In the short-term, selection against carriers based on their total deleterious load is a possible alternative to genome editing. It is ineffective against codominant variants, but when variants are recessive, it is more effective at alleviating deleterious load than editing one variant per sire, but it is less effective than multiplex editing. The cost of multiplex genome editing is unknown, but it is assumed high. Therefore, it appears that selection against carriers will remain superior for some time. The downside of selection against carriers is that the number of sires available for selection is reduced, with associated risks of inbreeding and loss of genetic variation. Van Eenennaam and Kinghorn [72] and Cole [34, 73] have extended mate selection schemes to penalize the use of carrier animals or to prevent matings between carriers. It is possible that such methods could be extended to use genome-wide deleterious load while maintaining diversity in other parts of the genome and maximizing the response to selection for production traits.

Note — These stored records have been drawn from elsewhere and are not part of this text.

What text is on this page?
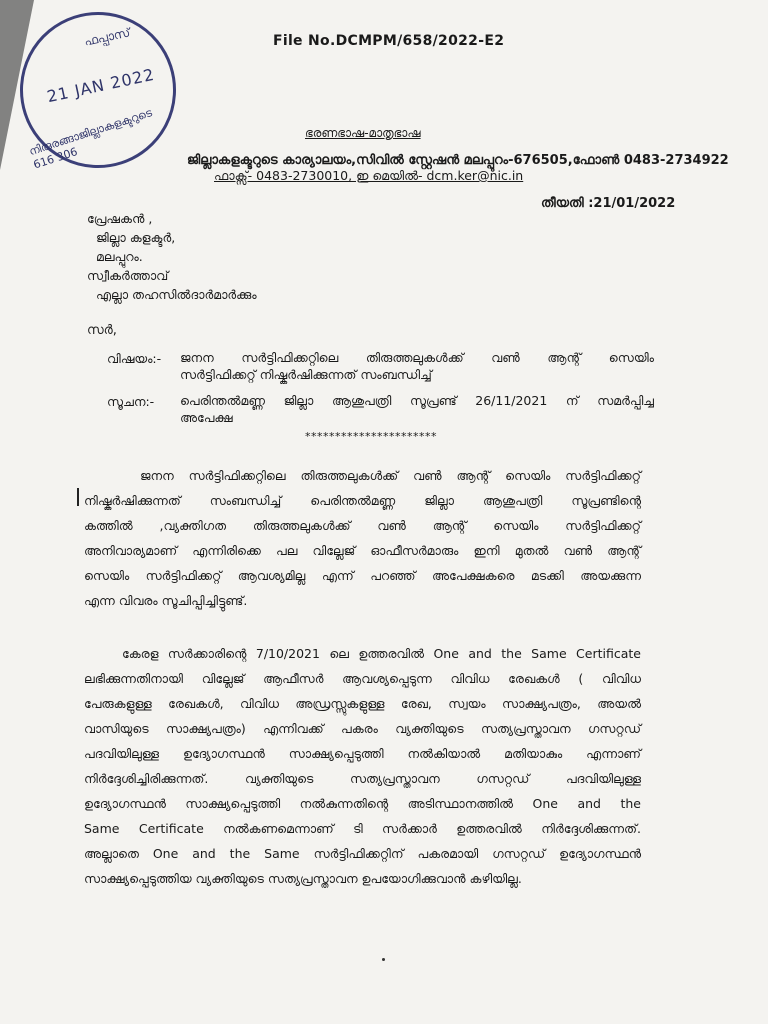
ഫപ്പാസ്
21 JAN 2022
നിരുരങ്ങാജില്ലാകളക്ടറുടെ 616 306
File No.DCMPM/658/2022-E2
ഭരണഭാഷ-മാതൃഭാഷ
ജില്ലാകളക്ടറുടെ കാര്യാലയം,സിവിൽ സ്റ്റേഷൻ മലപ്പുറം-676505,ഫോൺ 0483-2734922
ഫാക്സ്- 0483-2730010, ഇ മെയിൽ- dcm.ker@nic.in
തീയതി :21/01/2022
പ്രേഷകൻ ,
ജില്ലാ കളക്ടർ,
മലപ്പുറം.
സ്വീകർത്താവ്
എല്ലാ തഹസിൽദാർമാർക്കും
സർ,
വിഷയം:- ജനന സർട്ടിഫിക്കറ്റിലെ തിരുത്തലുകൾക്ക് വൺ ആന്റ് സെയിം
സർട്ടിഫിക്കറ്റ് നിഷ്കർഷിക്കുന്നത് സംബന്ധിച്ച്
സൂചന:- പെരിന്തൽമണ്ണ ജില്ലാ ആശുപത്രി സൂപ്രണ്ട് 26/11/2021 ന് സമർപ്പിച്ച
അപേക്ഷ
**********************
ജനന സർട്ടിഫിക്കറ്റിലെ തിരുത്തലുകൾക്ക് വൺ ആന്റ് സെയിം സർട്ടിഫിക്കറ്റ്
നിഷ്കർഷിക്കുന്നത് സംബന്ധിച്ച് പെരിന്തൽമണ്ണ ജില്ലാ ആശുപത്രി സൂപ്രണ്ടിന്റെ
കത്തിൽ ,വ്യക്തിഗത തിരുത്തലുകൾക്ക് വൺ ആന്റ് സെയിം സർട്ടിഫിക്കറ്റ്
അനിവാര്യമാണ് എന്നിരിക്കെ പല വില്ലേജ് ഓഫീസർമാരും ഇനി മുതൽ വൺ ആന്റ്
സെയിം സർട്ടിഫിക്കറ്റ് ആവശ്യമില്ല എന്ന് പറഞ്ഞ് അപേക്ഷകരെ മടക്കി അയക്കുന്ന
എന്ന വിവരം സൂചിപ്പിച്ചിട്ടുണ്ട്.
കേരള സർക്കാരിന്റെ 7/10/2021 ലെ ഉത്തരവിൽ One and the Same Certificate
ലഭിക്കുന്നതിനായി വില്ലേജ് ആഫീസർ ആവശ്യപ്പെടുന്ന വിവിധ രേഖകൾ ( വിവിധ
പേരുകളുള്ള രേഖകൾ, വിവിധ അഡ്രസ്സുകളുള്ള രേഖ, സ്വയം സാക്ഷ്യപത്രം, അയൽ
വാസിയുടെ സാക്ഷ്യപത്രം) എന്നിവക്ക് പകരം വ്യക്തിയുടെ സത്യപ്രസ്താവന ഗസറ്റഡ്
പദവിയിലുള്ള ഉദ്യോഗസ്ഥൻ സാക്ഷ്യപ്പെടുത്തി നൽകിയാൽ മതിയാകും എന്നാണ്
നിർദ്ദേശിച്ചിരിക്കുന്നത്. വ്യക്തിയുടെ സത്യപ്രസ്താവന ഗസറ്റഡ് പദവിയിലുള്ള
ഉദ്യോഗസ്ഥൻ സാക്ഷ്യപ്പെടുത്തി നൽകുന്നതിന്റെ അടിസ്ഥാനത്തിൽ One and the
Same Certificate നൽകണമെന്നാണ് ടി സർക്കാർ ഉത്തരവിൽ നിർദ്ദേശിക്കുന്നത്.
അല്ലാതെ One and the Same സർട്ടിഫിക്കറ്റിന് പകരമായി ഗസറ്റഡ് ഉദ്യോഗസ്ഥൻ
സാക്ഷ്യപ്പെടുത്തിയ വ്യക്തിയുടെ സത്യപ്രസ്താവന ഉപയോഗിക്കുവാൻ കഴിയില്ല.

To perform selection against carriers in practice, it will be necessary to include deleterious load in the selection index and to give it an economic weight to balance it with the breeding goal, and make sure that selection against deleterious load does not affect other traits unfavorably. Unfavorable correlations between estimated deleterious load and estimated breeding values for traits could arise either from false positives, pleiotropy, or linkage disequilibrium. Deleterious variant prediction methods may mistakenly classify beneficial variants as deleterious because they change protein function. In fact, they may have been even deleterious in the wild, but beneficial in a modern farm environment, such as the loss-of-function mutations in myostatin [74] that cause double muscling in beef cattle breeds. Deleterious variants may also have pleiotropic effects, as is the case with several recessive lethal haplotypes that are found at unexpectedly high frequencies in cattle breeds [75, 76]. In all these cases, it may be possible to use marker estimates from genomic selection models to prune the set of deleterious variants associated with large beneficial effects on other traits before calculating deleterious load.

Conclusions

When accurate multiplex genome editing becomes available, removal of alleles by genome editing has the potential to improve fitness to levels that are impossible by selection against carriers. This is a formidable undertaking, but a possible long-term goal. RAGE requires simultaneous editing of multiple deleterious variants in the same sire to be effective. Priorities in the development of RAGE should be safe and accurate multiplex genome editing, and gathering large whole-genome sequencing datasets to estimate deleterious allele frequencies, deleterious load, and the correlations of deleterious load with traits under selection. Our results suggest that, in the future, there is potential to use RAGE against deleterious load to improve fitness traits in animal breeding populations.